Set up custom fields with cleanup in mind
The best custom field strategy is boring in the right way. Use a short list of fields, name them consistently, and decide which fields are required before export. If the team creates five different spellings for the same client, the spreadsheet will preserve the mess. If the team agrees on a client list, category list, and note conventions, the final workbook becomes much easier to reconcile.
Start with the fields that change how you review or report expenses. For many SlipSheet users, that means client tag, category, and notes. If a field will not be filtered, summed, reimbursed, or reviewed, it probably does not deserve its own column.
FAQ
What is custom field support for receipt tracking?
Custom field support lets you attach business-specific context to a receipt, such as client, project, job number, reimbursement status, or notes, alongside the standard OCR fields.
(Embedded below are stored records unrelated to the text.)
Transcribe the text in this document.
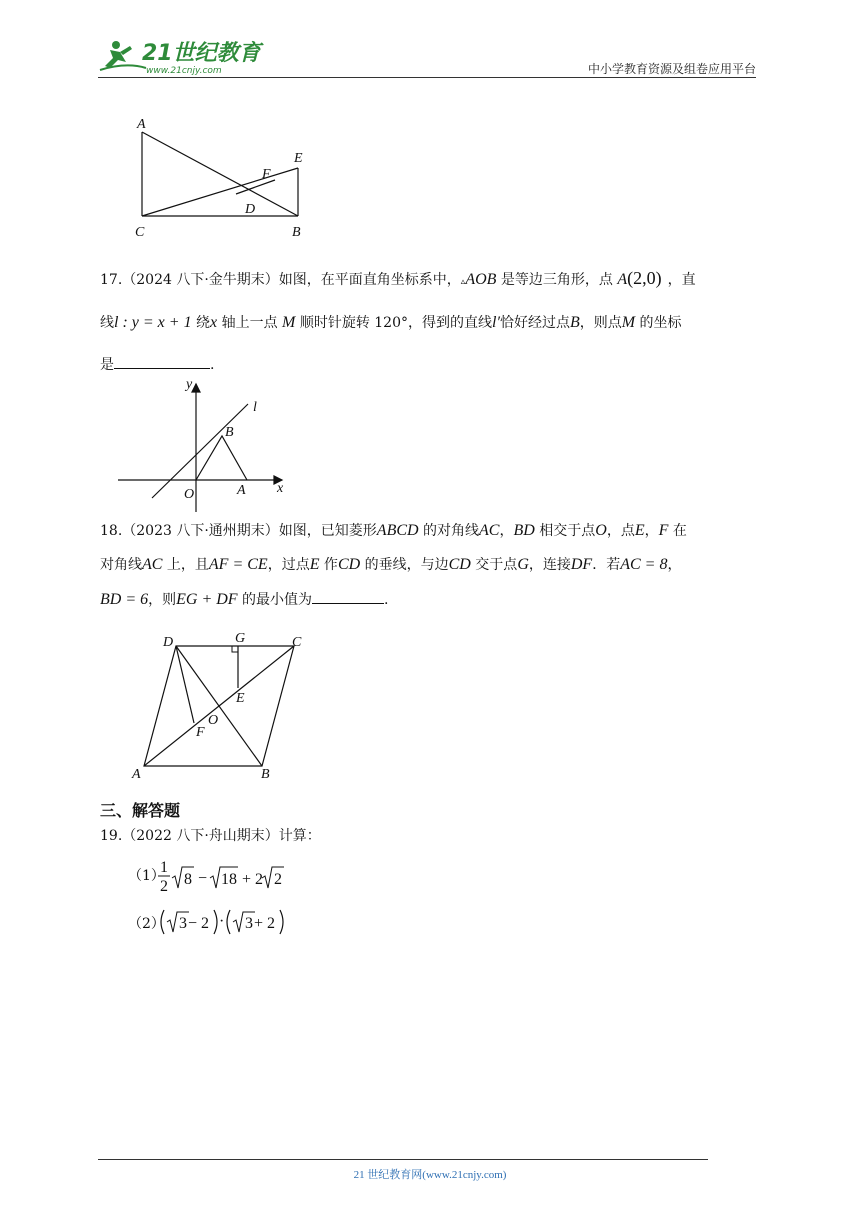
21世纪教育
www.21cnjy.com	中小学教育资源及组卷应用平台
A
E
F
D
C	B
17.（2024 八下·金牛期末）如图，在平面直角坐标系中，▵AOB 是等边三角形，点 A(2,0) ，直
线l : y = x + 1 绕x 轴上一点 M 顺时针旋转 120°，得到的直线l′恰好经过点B，则点M 的坐标
是	.
y
l
B
O	A x
18.（2023 八下·通州期末）如图，已知菱形ABCD 的对角线AC，BD 相交于点O，点E，F 在
对角线AC 上，且AF = CE，过点E 作CD 的垂线，与边CD 交于点G，连接DF．若AC = 8，
BD = 6，则EG + DF 的最小值为	.
D	G	C
E
O
F
A	B
三、解答题
19.（2022 八下·舟山期末）计算：
（1）
1
2 8 − 18 + 2 2
（2） 3 − 2 · 3 + 2
21 世纪教育网(www.21cnjy.com)
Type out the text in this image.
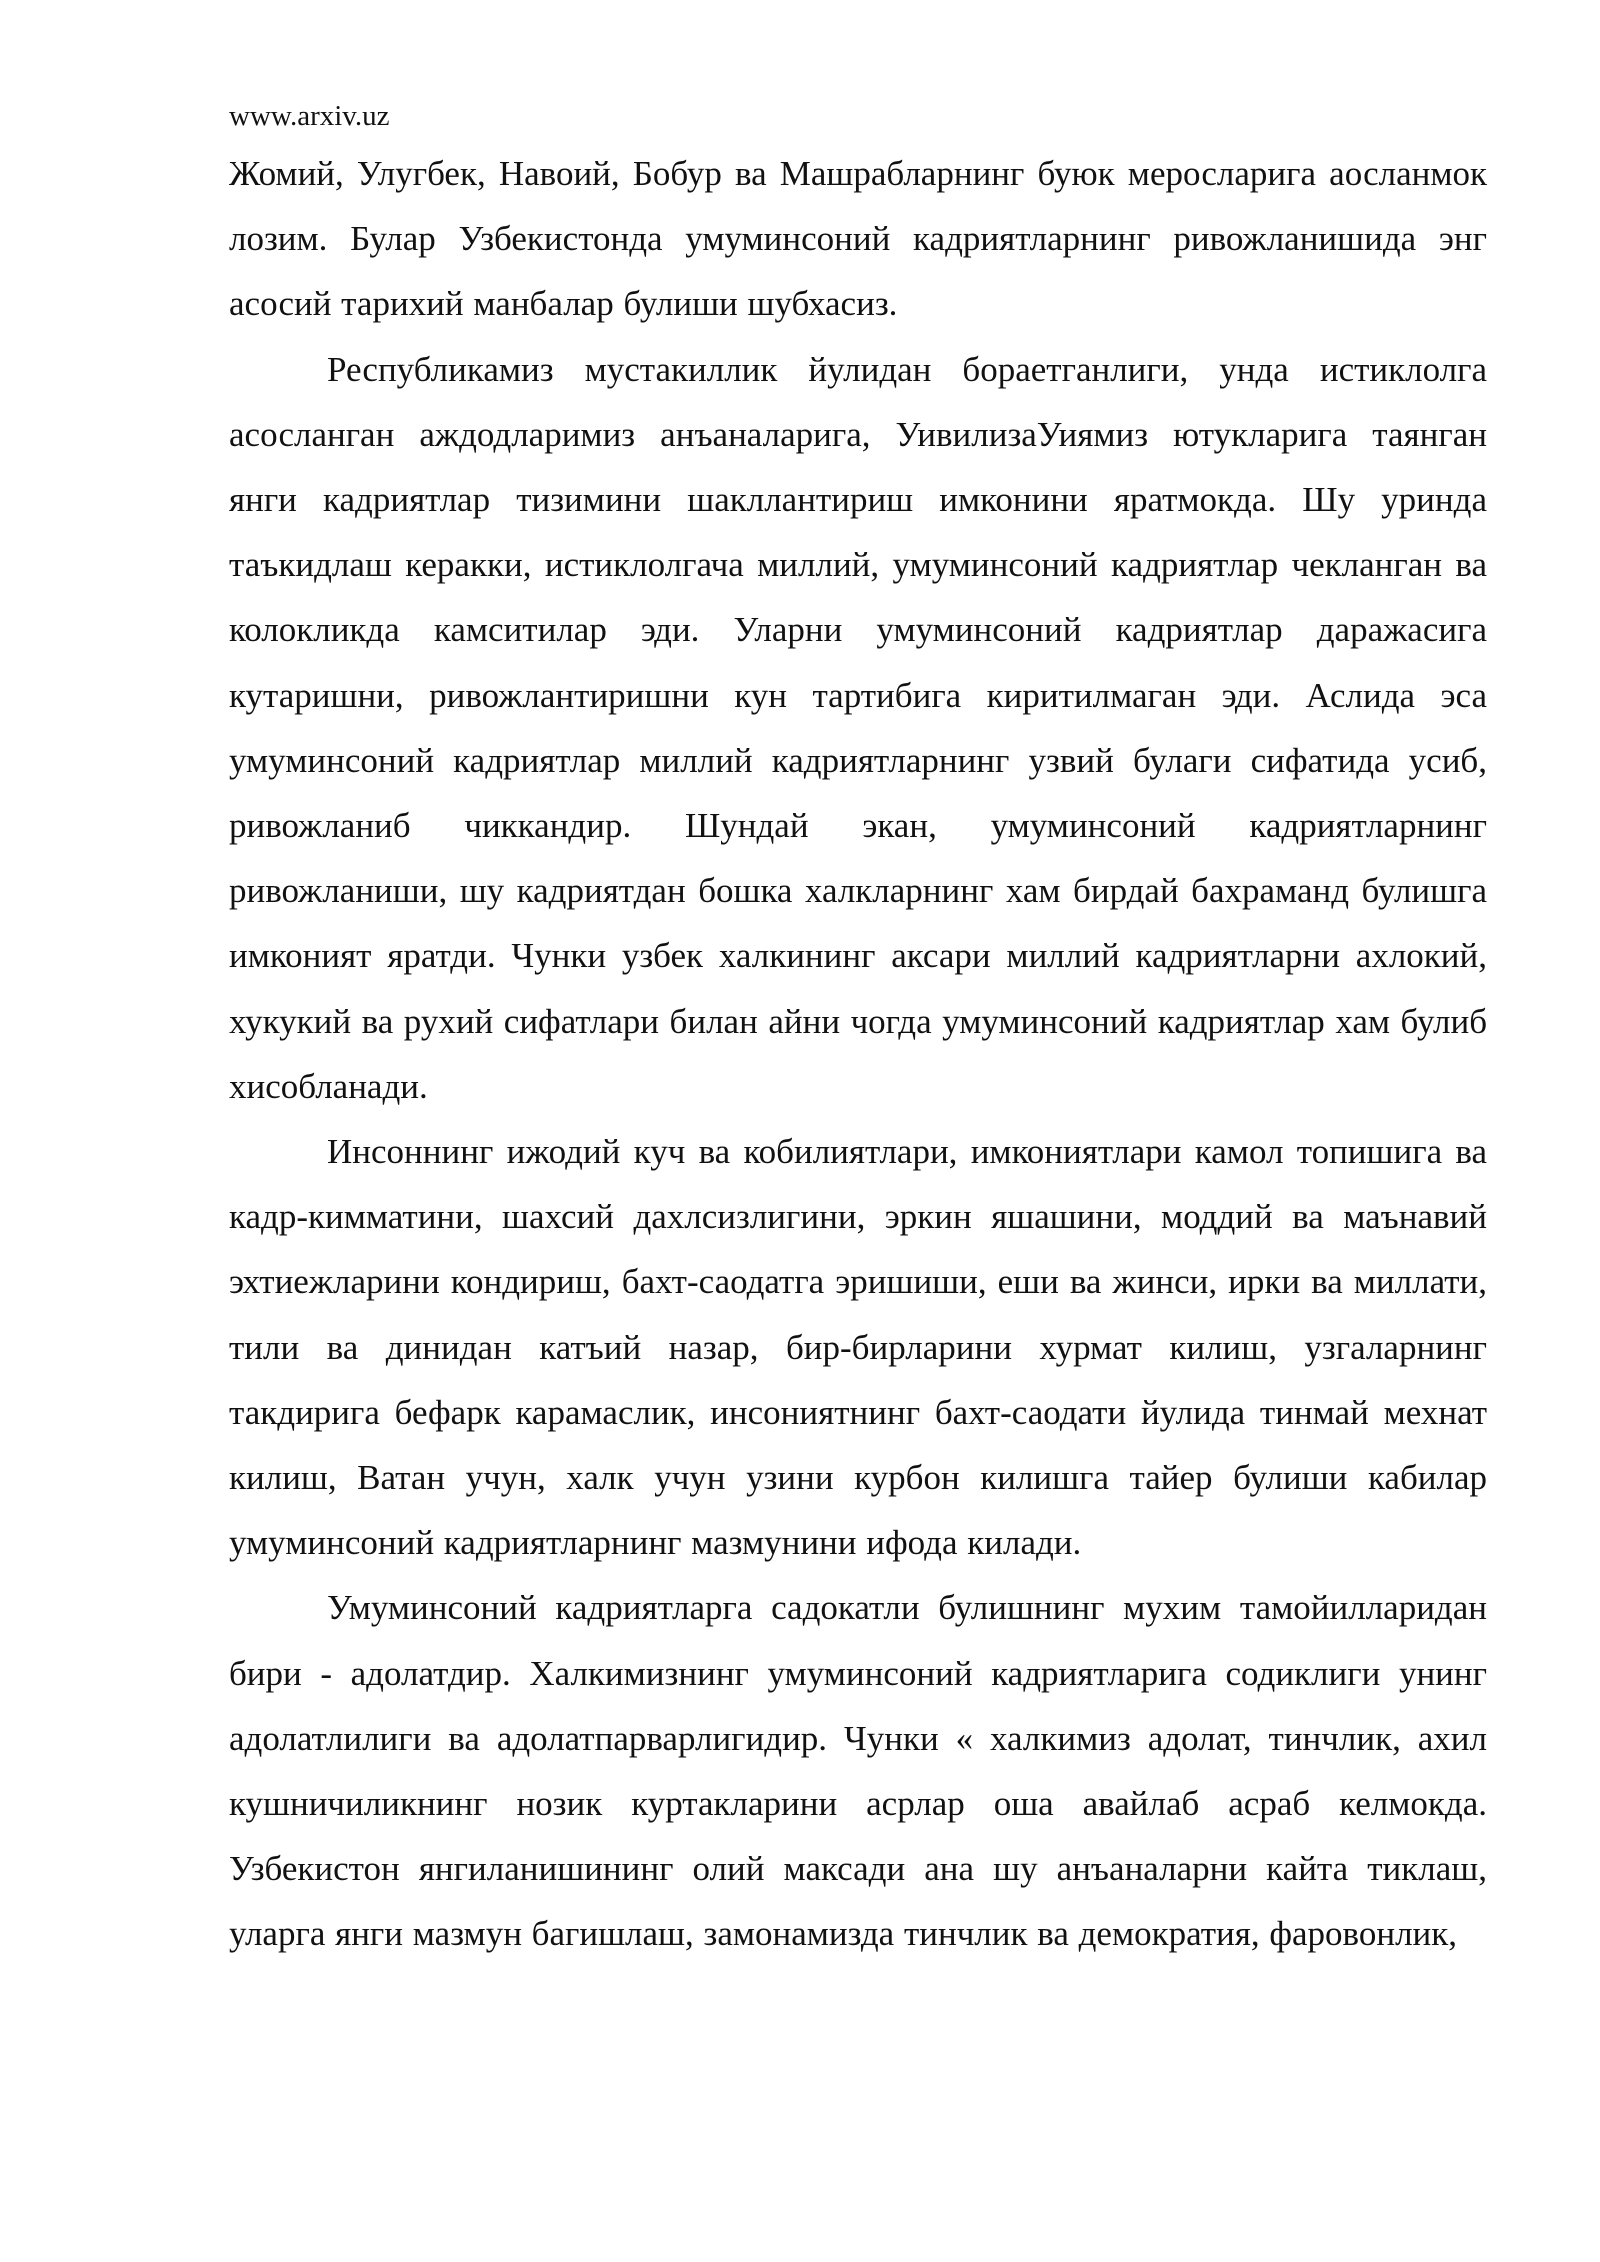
www.arxiv.uz

Жомий, Улугбек, Навоий, Бобур ва Машрабларнинг буюк меросларига аосланмок лозим. Булар Узбекистонда умуминсоний кадриятларнинг ривожланишида энг асосий тарихий манбалар булиши шубхасиз.

Республикамиз мустакиллик йулидан бораетганлиги, унда истиклолга асосланган аждодларимиз анъаналарига, УивилизаУиямиз ютукларига таянган янги кадриятлар тизимини шакллантириш имконини яратмокда. Шу уринда таъкидлаш керакки, истиклолгача миллий, умуминсоний кадриятлар чекланган ва колокликда камситилар эди. Уларни умуминсоний кадриятлар даражасига кутаришни, ривожлантиришни кун тартибига киритилмаган эди. Аслида эса умуминсоний кадриятлар миллий кадриятларнинг узвий булаги сифатида усиб, ривожланиб чиккандир. Шундай экан, умуминсоний кадриятларнинг ривожланиши, шу кадриятдан бошка халкларнинг хам бирдай бахраманд булишга имконият яратди. Чунки узбек халкининг аксари миллий кадриятларни ахлокий, хукукий ва рухий сифатлари билан айни чогда умуминсоний кадриятлар хам булиб хисобланади.

Инсоннинг ижодий куч ва кобилиятлари, имкониятлари камол топишига ва кадр-кимматини, шахсий дахлсизлигини, эркин яшашини, моддий ва маънавий эхтиежларини кондириш, бахт-саодатга эришиши, еши ва жинси, ирки ва миллати, тили ва динидан катъий назар, бир-бирларини хурмат килиш, узгаларнинг такдирига бефарк карамаслик, инсониятнинг бахт-саодати йулида тинмай мехнат килиш, Ватан учун, халк учун узини курбон килишга тайер булиши кабилар умуминсоний кадриятларнинг мазмунини ифода килади.

Умуминсоний кадриятларга садокатли булишнинг мухим тамойилларидан бири - адолатдир. Халкимизнинг умуминсоний кадриятларига содиклиги унинг адолатлилиги ва адолатпарварлигидир. Чунки « халкимиз адолат, тинчлик, ахил кушничиликнинг нозик куртакларини асрлар оша авайлаб асраб келмокда. Узбекистон янгиланишининг олий максади ана шу анъаналарни кайта тиклаш, уларга янги мазмун багишлаш, замонамизда тинчлик ва демократия, фаровонлик,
Why not rely only on OCR categories?
OCR can read visible receipt details, but it cannot reliably know your client, project, approval reason, or reimbursement rule. Those details are best confirmed during review.
How does SlipSheet use custom fields?
SlipSheet keeps extracted receipt data spreadsheet-ready and supports review fields such as client tag, category, and notes so the final row is useful for filtering, reconciliation, and handoff.
Can custom fields help with tax records?
Yes. They help connect each receipt to the business purpose, client, or category behind the expense, which makes records easier to organize and explain later.
What custom fields should a small business start with?
Start with client or project, category, reimbursable status, payment account, and notes. Add more only when they affect reporting or review.